I tried to reproduce this with

func Sink(s interface{}) { }

func Test[T interface{}](t T) {
	f := func() {
		Sink(t)
	}
	f()
}

func Tester() {
	Test[string]("str4")
}

That worked as expected with

module ResourceTypesFlow implements DataFlow::ConfigSig {
  predicate isSource(DataFlow::Node node) { node.asExpr() instanceof StringLit }

  predicate isSink(DataFlow::Node node) {
    exists(DataFlow::CallNode call |
      call.getArgument(_) = node and
      call.getTarget().getName() = "Sink"
    )
  }
}

module Flow = TaintTracking::Global<ResourceTypesFlow>;

from DataFlow::Node source, DataFlow::Node sink
where
  Flow::flow(source, sink)
  select source, sink

So there's something more subtle going on. Are you sure there are calls to UpdateObject in your codebase that have a concrete type that can be getQualifiedNamed? (You might try dropping the .getQualifiedName column to see any expressions with other types)

[rh-tguittet]

Thank you for the detailed responses and being super quick on that bug Chris!
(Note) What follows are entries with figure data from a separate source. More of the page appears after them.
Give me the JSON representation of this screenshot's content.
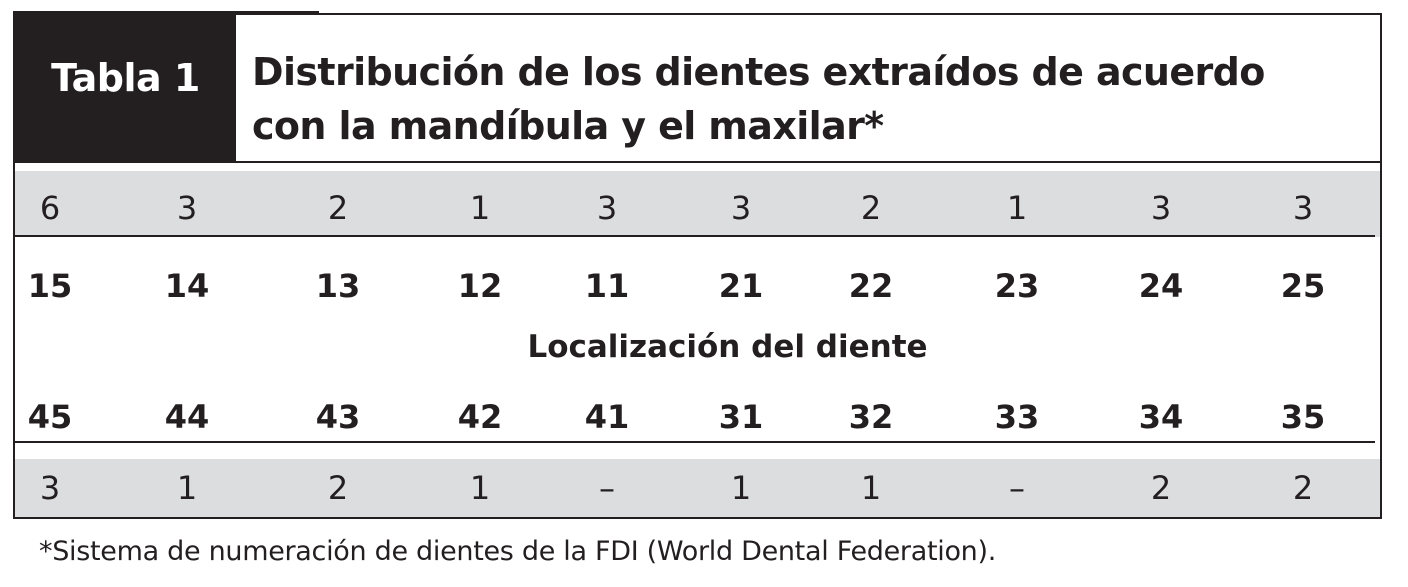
{
  "table": {
    "label": "Tabla 1",
    "title_line1": "Distribución de los dientes extraídos de acuerdo",
    "title_line2": "con la mandíbula y el maxilar*",
    "upper_counts": [
      "6",
      "3",
      "2",
      "1",
      "3",
      "3",
      "2",
      "1",
      "3",
      "3"
    ],
    "upper_teeth": [
      "15",
      "14",
      "13",
      "12",
      "11",
      "21",
      "22",
      "23",
      "24",
      "25"
    ],
    "location_label": "Localización del diente",
    "lower_teeth": [
      "45",
      "44",
      "43",
      "42",
      "41",
      "31",
      "32",
      "33",
      "34",
      "35"
    ],
    "lower_counts": [
      "3",
      "1",
      "2",
      "1",
      "–",
      "1",
      "1",
      "–",
      "2",
      "2"
    ]
  },
  "footnote": "*Sistema de numeración de dientes de la FDI (World Dental Federation).",
  "colors": {
    "ink": "#231f20",
    "band_gray": "#dcdddf",
    "background": "#ffffff"
  }
}
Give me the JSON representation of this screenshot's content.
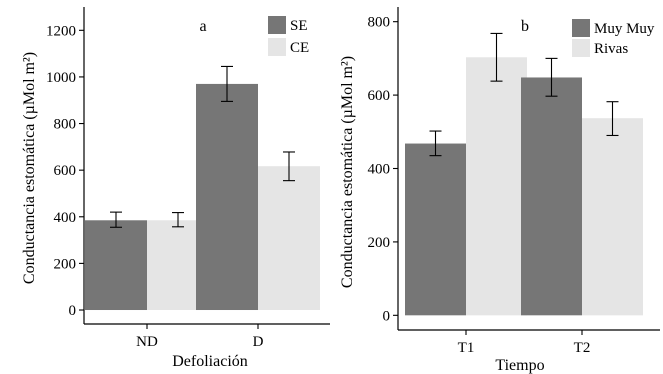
{
  "chart_data": [
    {
      "panel_label": "a",
      "type": "bar",
      "xlabel": "Defoliación",
      "ylabel": "Conductancia estomática (µMol m²)",
      "categories": [
        "ND",
        "D"
      ],
      "ylim": [
        -60,
        1300
      ],
      "yticks": [
        0,
        200,
        400,
        600,
        800,
        1000,
        1200
      ],
      "ytick_labels": [
        "0",
        "200",
        "400",
        "600",
        "800",
        "1000",
        "1200"
      ],
      "legend_position": "top-right",
      "grid": false,
      "series": [
        {
          "name": "SE",
          "color": "#767676",
          "values": [
            385,
            970
          ],
          "err_low": [
            355,
            895
          ],
          "err_high": [
            420,
            1045
          ]
        },
        {
          "name": "CE",
          "color": "#e5e5e5",
          "values": [
            385,
            617
          ],
          "err_low": [
            357,
            555
          ],
          "err_high": [
            418,
            678
          ]
        }
      ]
    },
    {
      "panel_label": "b",
      "type": "bar",
      "xlabel": "Tiempo",
      "ylabel": "Conductancia estomática (µMol m²)",
      "categories": [
        "T1",
        "T2"
      ],
      "ylim": [
        -40,
        840
      ],
      "yticks": [
        0,
        200,
        400,
        600,
        800
      ],
      "ytick_labels": [
        "0",
        "200",
        "400",
        "600",
        "800"
      ],
      "legend_position": "top-right",
      "grid": false,
      "series": [
        {
          "name": "Muy Muy",
          "color": "#767676",
          "values": [
            468,
            648
          ],
          "err_low": [
            435,
            597
          ],
          "err_high": [
            502,
            700
          ]
        },
        {
          "name": "Rivas",
          "color": "#e5e5e5",
          "values": [
            703,
            537
          ],
          "err_low": [
            638,
            490
          ],
          "err_high": [
            768,
            582
          ]
        }
      ]
    }
  ]
}
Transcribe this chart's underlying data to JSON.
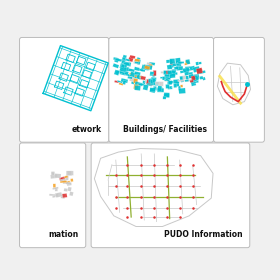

Q1 DeepCopy: So I did a bit of a twist on what you're proposing: a taint step that leverages the fact that the receiver's type and the result's type are always identical. I understand that this will need to be expanded to the other functions in the DeepCopy family. For reference, the last iteration of the query:

/**
 * @kind problem
 */

import go

module ResourceTypesFlow implements DataFlow::ConfigSig {
  private predicate excluded_files(Expr e) {
    e.getLocation().getFile().getBaseName().matches(["%_wrapper.go", "zz_%.go"])
  }

  predicate isSource(DataFlow::Node node) {
    node.asExpr() instanceof ValueExpr and not excluded_files(node.asExpr())
    or
    exists(DataFlow::MethodCallNode call | call.getCalleeName() = "DeepCopy" |
      // The receiver is a pointer, we need the base type or the resulting type is going to be a
      // PointerType (and that won't play nice with the other results)
      call.getReceiver().(DataFlow::ComponentReadNode).getBase() = node and
      // We do not care about DeepCopy() usage _inside_ excluded files.
      not excluded_files(call.asExpr())
    )
  }

  predicate isSink(DataFlow::Node node) {
    exists(DataFlow::MethodCallNode call |
      call.getArgument(2) = node and
      call.getTarget().implements("sigs.k8s.io/controller-runtime/pkg/client", "Client", "Get")
    )
  }

  predicate isAdditionalFlowStep(DataFlow::Node node1, DataFlow::Node node2) {
    // We take a shortcut here: the receiver type for DeepCopy() calls is the same as the output's
    // type. So we can force that flow.
    exists(DataFlow::MethodCallNode call |
      call.getCalleeName() = "DeepCopy" and
      node1 = call.getReceiver() and
      node2 = call.getAResult()
    )
  }
}

module Flow = TaintTracking::Global<ResourceTypesFlow>;

from DataFlow::Node source, DataFlow::Node sink, DataFlow::MethodCallNode call, Type resourceType
where
  Flow::flow(source, sink) and
  call.getArgument(2) = sink and
  resourceType = source.getType()
select call, "Kubernetes Controller Client calls $@ to obtain resource $@", call,
  call.getCalleeName() + "()", resourceType, resourceType.getQualifiedName()

Q3 generics: I traced back the calls to UpdateObject in my codebase and found that it finally was only called from end-to-end tests (built with golang's testing module).